## Imports

In [1]:
import requests
from bs4 import BeautifulSoup
import time
from datetime import datetime
import csv
import pandas as pd



In [2]:
headers = {
    'User-Agent': 'Mozilla/5.0'
}

## Search companies with over 10k reviews

In [None]:
# Base URL for the Trustpilot travel agency category, sorted by review count, paginated
base_url_over_10k = "https://www.trustpilot.com/categories/travel_agency?sort=reviews_count&page="

# This list will store companies that meet the 10,000+ reviews threshold
companies = []

# Start from the first page
page = 1

while True:
    url = f"{base_url_over_10k}{page}"
    print(f"Scraping page {page}...")

    # Send GET request to the page with headers
    response = requests.get(url, headers=headers)

    # Exit loop if the page fails to load
    if response.status_code != 200:
        print(f"Failed to load page {page}")
        break

    # Parse HTML content
    soup = BeautifulSoup(response.text, 'lxml')

    # Extract all company cards (each one is an <a> element with name='business-unit-card')
    cards = soup.find_all("a", attrs={"name": "business-unit-card"})

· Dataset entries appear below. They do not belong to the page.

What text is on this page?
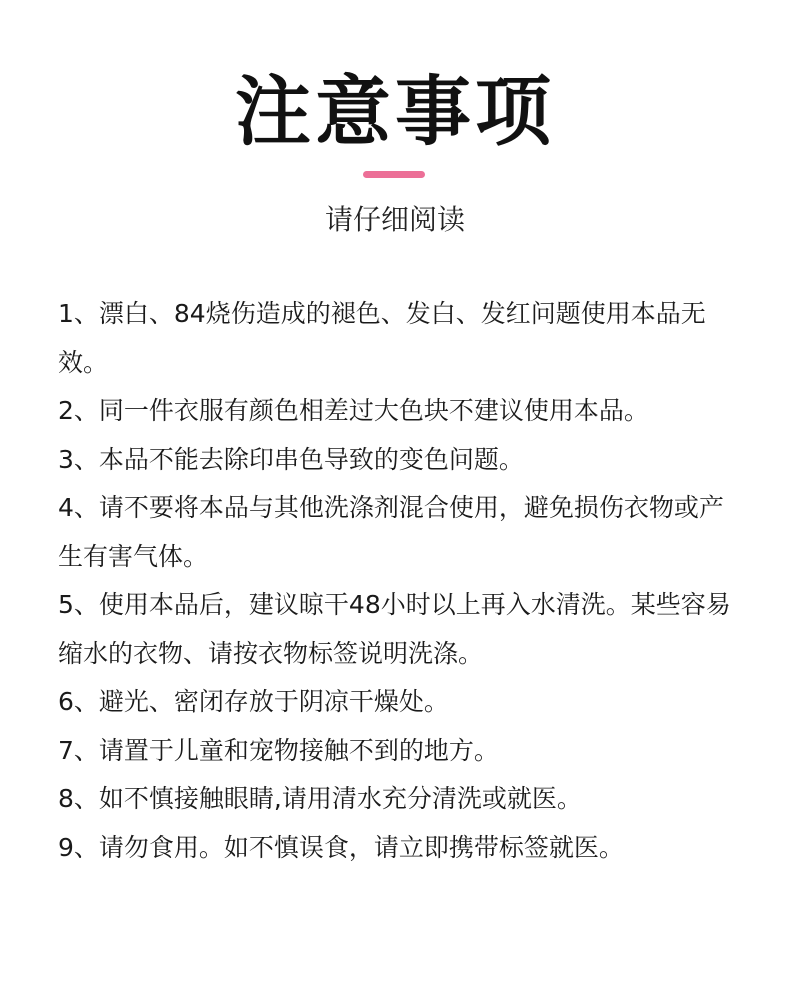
注意事项
请仔细阅读
1、漂白、84烧伤造成的褪色、发白、发红问题使用本品无效。
2、同一件衣服有颜色相差过大色块不建议使用本品。
3、本品不能去除印串色导致的变色问题。
4、请不要将本品与其他洗涤剂混合使用，避免损伤衣物或产生有害气体。
5、使用本品后，建议晾干48小时以上再入水清洗。某些容易缩水的衣物、请按衣物标签说明洗涤。
6、避光、密闭存放于阴凉干燥处。
7、请置于儿童和宠物接触不到的地方。
8、如不慎接触眼睛,请用清水充分清洗或就医。
9、请勿食用。如不慎误食，请立即携带标签就医。
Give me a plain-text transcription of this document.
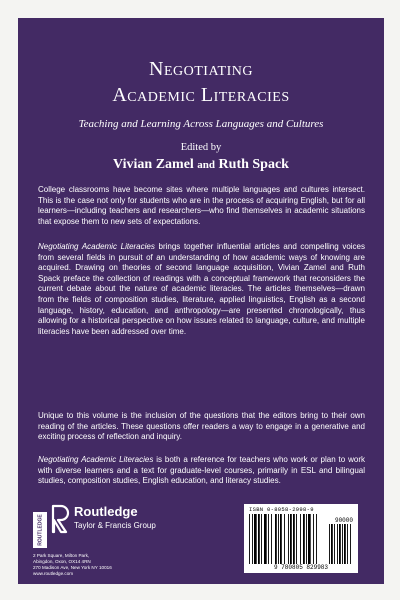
Negotiating
Academic Literacies
Teaching and Learning Across Languages and Cultures
Edited by
Vivian Zamel and Ruth Spack
College classrooms have become sites where multiple languages and cultures intersect. This is the case not only for students who are in the process of acquiring English, but for all learners—including teachers and researchers—who find themselves in academic situations that expose them to new sets of expectations.
Negotiating Academic Literacies brings together influential articles and compelling voices from several fields in pursuit of an understanding of how academic ways of knowing are acquired. Drawing on theories of second language acquisition, Vivian Zamel and Ruth Spack preface the collection of readings with a conceptual framework that reconsiders the current debate about the nature of academic literacies. The articles themselves—drawn from the fields of composition studies, literature, applied linguistics, English as a second language, history, education, and anthropology—are presented chronologically, thus allowing for a historical perspective on how issues related to language, culture, and multiple literacies have been addressed over time.
Unique to this volume is the inclusion of the questions that the editors bring to their own reading of the articles. These questions offer readers a way to engage in a generative and exciting process of reflection and inquiry.
Negotiating Academic Literacies is both a reference for teachers who work or plan to work with diverse learners and a text for graduate-level courses, primarily in ESL and bilingual studies, composition studies, English education, and literacy studies.
ROUTLEDGE
Routledge
Taylor & Francis Group
2 Park Square, Milton Park,
Abingdon, Oxon, OX14 4RN
270 Madison Ave, New York NY 10016
www.routledge.com
ISBN 0-8058-2998-9
90000
9 780805 829983
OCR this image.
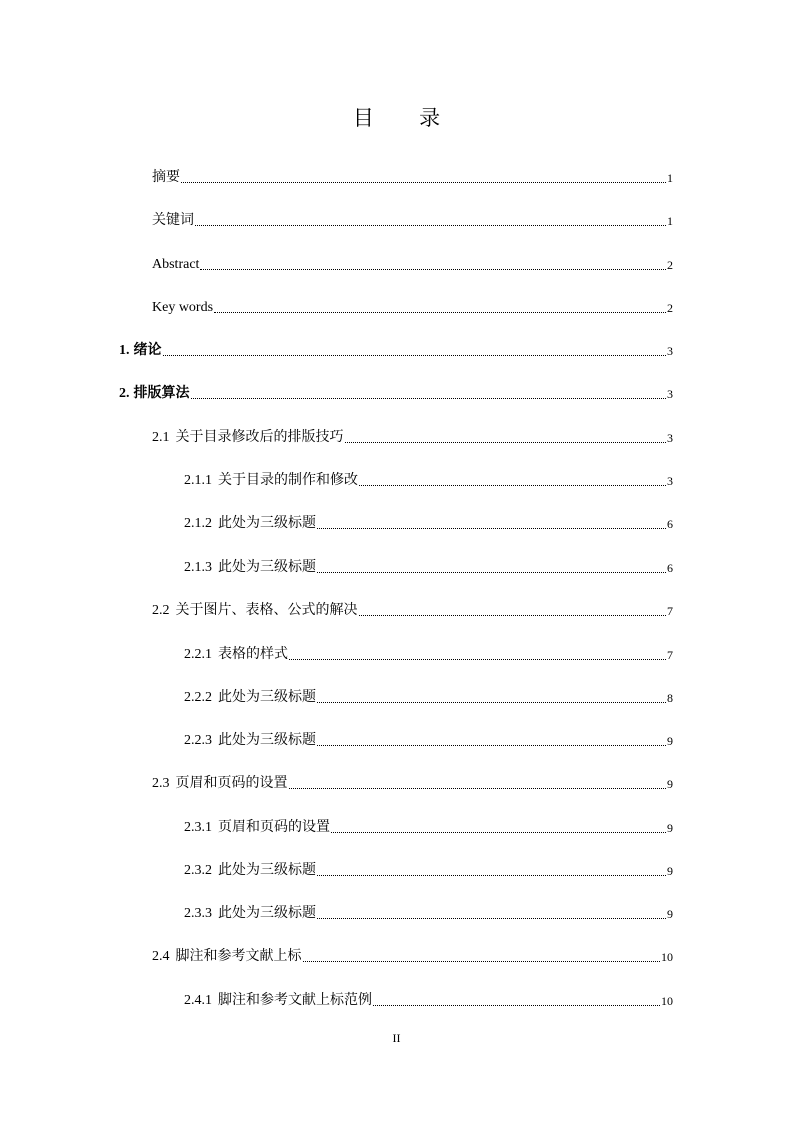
目 录
摘要	1
关键词	1
Abstract	2
Key words	2
1. 绪论	3
2. 排版算法	3
2.1 关于目录修改后的排版技巧	3
2.1.1 关于目录的制作和修改	3
2.1.2 此处为三级标题	6
2.1.3 此处为三级标题	6
2.2 关于图片、表格、公式的解决	7
2.2.1 表格的样式	7
2.2.2 此处为三级标题	8
2.2.3 此处为三级标题	9
2.3 页眉和页码的设置	9
2.3.1 页眉和页码的设置	9
2.3.2 此处为三级标题	9
2.3.3 此处为三级标题	9
2.4 脚注和参考文献上标	10
2.4.1 脚注和参考文献上标范例	10
II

    # If no company cards found, we've reached the end
    if not cards:
        print("No more companies found.")
        break

    # Flag to determine whether we should stop after this page
    stop = False

    for card in cards:
        try:
            # Extract the company name
            name = card.find("p", class_="CDS_Typography_heading-xs__bedfe1").get_text(strip=True)

            # Extract the company website
            website = card.find("p", class_="styles_websiteUrlDisplayed__lSw1A").get_text(strip=True)

            # Locate the tag containing the review count
            reviews_text = card.find("p", class_="styles_ratingText__A2dmB")
            if not reviews_text:
                continue  # Skip if missing

            # Get the last <span> inside the ratingText block (it contains review count)
            review_count_text = reviews_text.find_all("span")[-1].get_text(strip=True)

            # Convert string (e.g., "12,345") to integer
            review_count = int(review_count_text.replace(",", ""))

            # If review count is 10,000 or more, add to results
            if review_count >= 10000:
                companies.append({
                    "name": name,
                    "reviews": review_count,
                    "website": website
                })
            else:
                # If we find a company below 10k, assume rest are smaller and stop
                stop = True
                break

        except Exception as e:
            # Catch any parsing error and skip the current card
            print(f"Error parsing company card: {e}")
            continue

    if stop:
        print("Found company with fewer than 10,000 reviews. Stopping.")
        break

    # Go to next page
    page += 1

    # Delay to avoid being blocked (can be lowered, but 1s is safe)
    time.sleep(1)


Scraping page 1...
Scraping page 2...
Scraping page 3...
Found company with fewer than 10,000 reviews. Stopping.


### Output the result

In [None]:
# Print each company with its index, name, review count, and website
for i, c in enumerate(companies, 1):
    print(f"{i}. {c['name']} – {c['reviews']} reviews – {c['website']}")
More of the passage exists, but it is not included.